Ace of Spades by Faridah Àbíké-Íyímídé
Ace of Spades (2021) is Faridah Àbíké-Íyímídé’s first novel. It’s a YA thriller and doesn’t have any speculative elements, but if you like good prose, good characterization and high-suspense thrillers this book might be for you. I was not the target audience for this book, but after the first couple of chapters, I could not put it down.
Chiamaka and Devon are students at an upscale private high school called Niveus Academy. It’s senior year, and the two are each selected to be Senior Prefects (the school, while located in the USA, follows certain British school traditions.) For Chiamaka, this simply ticks another box on her personal to-do list, which include being crowned queen of the school ball and accepted into Yale premed. Devon, a scholarship student, is stunned that he’s been made prefect, because he has no friends and keeps to himself, focusing on his grades and his music. Aside from being prefects, Chi and Devon have only one other thing in common — they are the only Black students in the school.
The book alternates chapters between Devon’s and Chi’s point of view. Soon — very soon — each of them has been targeted by an anonymous poster called Aces, who texts nasty things about them. The things are true. The “poison pen” texter teases bigger scandals to be revealed, and Chi knows that one of them, about her, is devastating. Devon is an even easier target. He is poor, his mother works two jobs to support them, and Devon has delivered drugs for the local dealer from time to time to help his mother out. More personally, Devon likes boys, a fact that wouldn’t really cause a ripple in school, but which Devon desperately wants to keep from his religious mother.
The harassment escalates, and neither Devon nor Chi can find a single ally. The new headmaster, in a pretzel-worthy act of twisted logic, blames them, implying that each of them is targeting the other. The attacks become more personal and far scarier as the students find their privacy invaded, not only at school but at home — and they both figure out that there is more than one person behind this. It’s not likely to be a student because they have access to too much information. Item by item, Aces rips apart Devon’s and Chi’s dreams, and no one will help them.
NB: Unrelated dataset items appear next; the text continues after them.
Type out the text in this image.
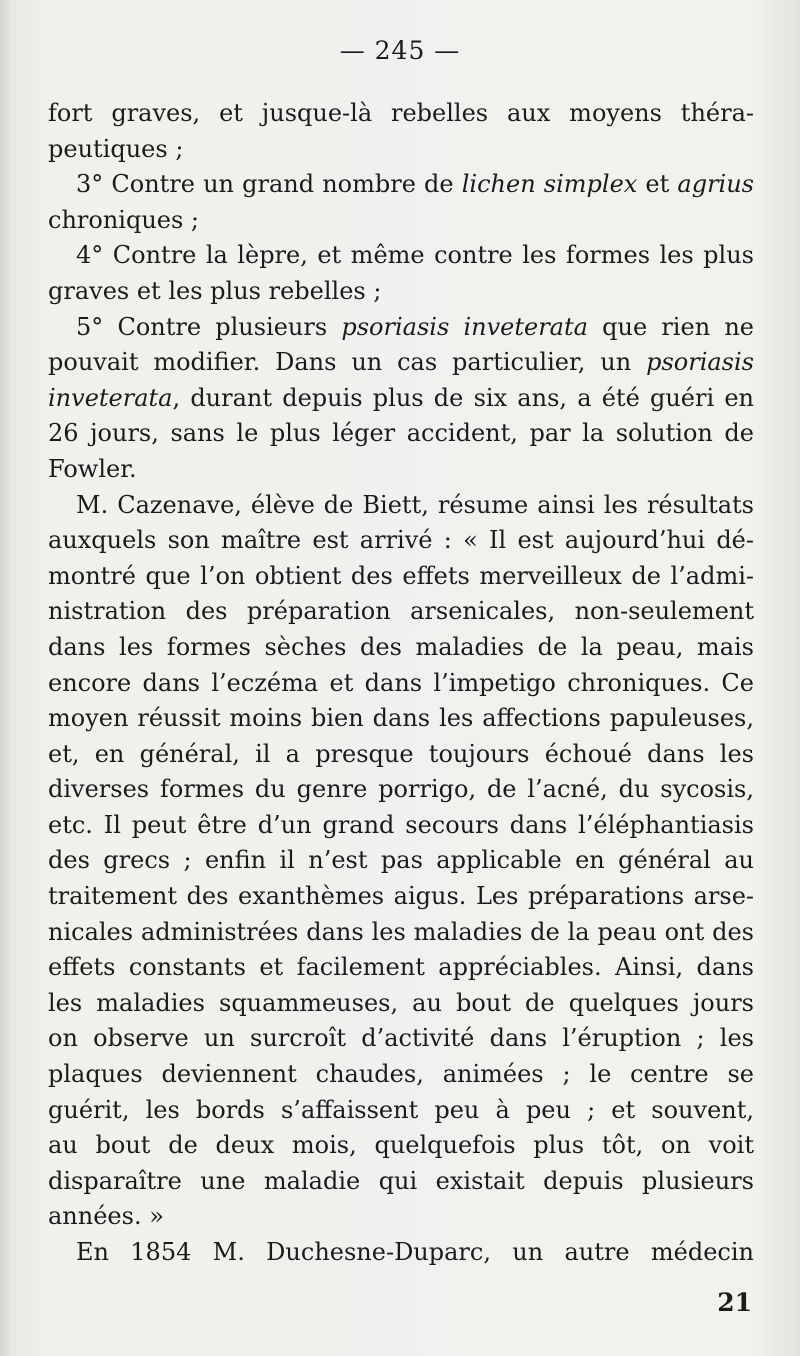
— 245 —
fort graves, et jusque-là rebelles aux moyens théra-
peutiques ;
3° Contre un grand nombre de lichen simplex et agrius
chroniques ;
4° Contre la lèpre, et même contre les formes les plus
graves et les plus rebelles ;
5° Contre plusieurs psoriasis inveterata que rien ne
pouvait modifier. Dans un cas particulier, un psoriasis
inveterata, durant depuis plus de six ans, a été guéri en
26 jours, sans le plus léger accident, par la solution de
Fowler.
M. Cazenave, élève de Biett, résume ainsi les résultats
auxquels son maître est arrivé : « Il est aujourd’hui dé-
montré que l’on obtient des effets merveilleux de l’admi-
nistration des préparation arsenicales, non-seulement
dans les formes sèches des maladies de la peau, mais
encore dans l’eczéma et dans l’impetigo chroniques. Ce
moyen réussit moins bien dans les affections papuleuses,
et, en général, il a presque toujours échoué dans les
diverses formes du genre porrigo, de l’acné, du sycosis,
etc. Il peut être d’un grand secours dans l’éléphantiasis
des grecs ; enfin il n’est pas applicable en général au
traitement des exanthèmes aigus. Les préparations arse-
nicales administrées dans les maladies de la peau ont des
effets constants et facilement appréciables. Ainsi, dans
les maladies squammeuses, au bout de quelques jours
on observe un surcroît d’activité dans l’éruption ; les
plaques deviennent chaudes, animées ; le centre se
guérit, les bords s’affaissent peu à peu ; et souvent,
au bout de deux mois, quelquefois plus tôt, on voit
disparaître une maladie qui existait depuis plusieurs
années. »
En 1854 M. Duchesne-Duparc, un autre médecin
21
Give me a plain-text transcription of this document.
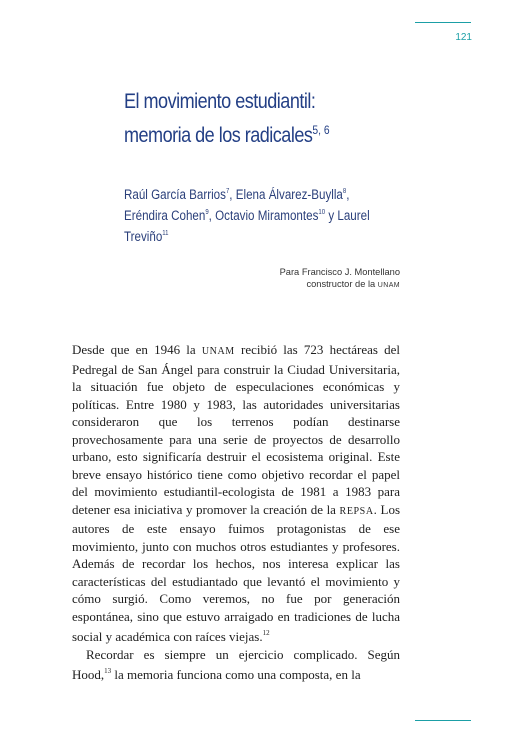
121
El movimiento estudiantil:
memoria de los radicales$^{5, 6}$
Raúl García Barrios$^7$, Elena Álvarez-Buylla$^8$,
Eréndira Cohen$^9$, Octavio Miramontes$^{10}$ y Laurel Treviño$^{11}$
Para Francisco J. Montellano
constructor de la UNAM

Desde que en 1946 la UNAM recibió las 723 hectáreas del Pedregal de San Ángel para construir la Ciudad Universitaria, la situación fue objeto de especulaciones económicas y políticas. Entre 1980 y 1983, las autoridades universitarias consideraron que los terrenos podían destinarse provechosamente para una serie de proyectos de desarrollo urbano, esto significaría destruir el ecosistema original. Este breve ensayo histórico tiene como objetivo recordar el papel del movimiento estudiantil-ecologista de 1981 a 1983 para detener esa iniciativa y promover la creación de la REPSA. Los autores de este ensayo fuimos protagonistas de ese movimiento, junto con muchos otros estudiantes y profesores. Además de recordar los hechos, nos interesa explicar las características del estudiantado que levantó el movimiento y cómo surgió. Como veremos, no fue por generación espontánea, sino que estuvo arraigado en tradiciones de lucha social y académica con raíces viejas.$^{12}$

Recordar es siempre un ejercicio complicado. Según Hood,$^{13}$ la memoria funciona como una composta, en la
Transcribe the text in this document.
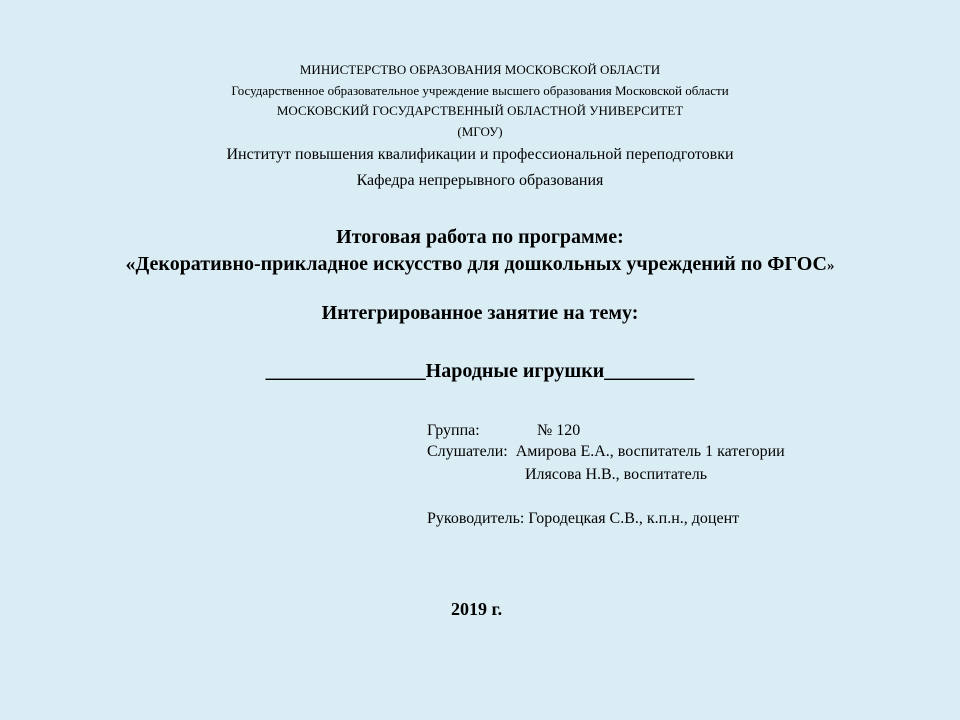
МИНИСТЕРСТВО ОБРАЗОВАНИЯ МОСКОВСКОЙ ОБЛАСТИ
Государственное образовательное учреждение высшего образования Московской области
МОСКОВСКИЙ ГОСУДАРСТВЕННЫЙ ОБЛАСТНОЙ УНИВЕРСИТЕТ
(МГОУ)
Институт повышения квалификации и профессиональной переподготовки
Кафедра непрерывного образования
Итоговая работа по программе:
«Декоративно-прикладное искусство для дошкольных учреждений по ФГОС»
Интегрированное занятие на тему:
________________Народные игрушки_________
Группа:	№ 120
Слушатели: Амирова Е.А., воспитатель 1 категории
Илясова Н.В., воспитатель
Руководитель: Городецкая С.В., к.п.н., доцент
2019 г.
I thought I understood Devon immediately. Because Chiamaka is a social girl, the Queen of the Halls, and somewhat of a Mean Girl, I didn’t warm up to her as quickly, but what drives her becomes clear and it isn’t shallow. Halfway through Ace of Spades, Chi is unable to straighten her hair one morning because of a power outage. She thinks that she doesn’t hate her hair, and she doesn’t have to — everyone at school hates it for her. If I hadn’t started understanding Chiamaka before, that sentence would have opened the door for me. Both the main characters are complicated and engaging.
Àbíké-Íyímídé creates a sense of complete invasion, with no safe space, no one the two students can turn to, and deepens the paranoia — except it really isn’t paranoia. How do you fight back when every domain of your life has been invaded?
Ace of Spades lets us in on the reasoning Devon and Chiamaka use to suss out the identity of Aces, so it isn’t a reveal or a surprise but a slow dawning of realization. The two have a desperate plan to confront their attackers, and I’m pretty sure I was holding my breath during the final pages of the book. And the final page — the final-final — is simply one of the best endings I’ve read.
The book owes a debt to the TV show Gossip Girl, which the author acknowledges in her Afterword.
One poster on Goodreads felt that the level of the conspiracy uncovered at the end was not plausible. I thought it was. First of all, I assumed that part of the book’s purpose was to literalize behaviors that happen all around us all the time. I’m white. I don’t see them because they don’t happen to me. If you want to argue that nobody could maintain a conspiracy this complex this long, then I suggest you read a few more thrillers.
Ace of Spades is definitely for young adults. The prose is sharp and precise, the story terrifying, and our two main characters are fighters we care about. This is an excellent debut and I’ll be watching for more books by Faridah Àbíké-Íyímídé.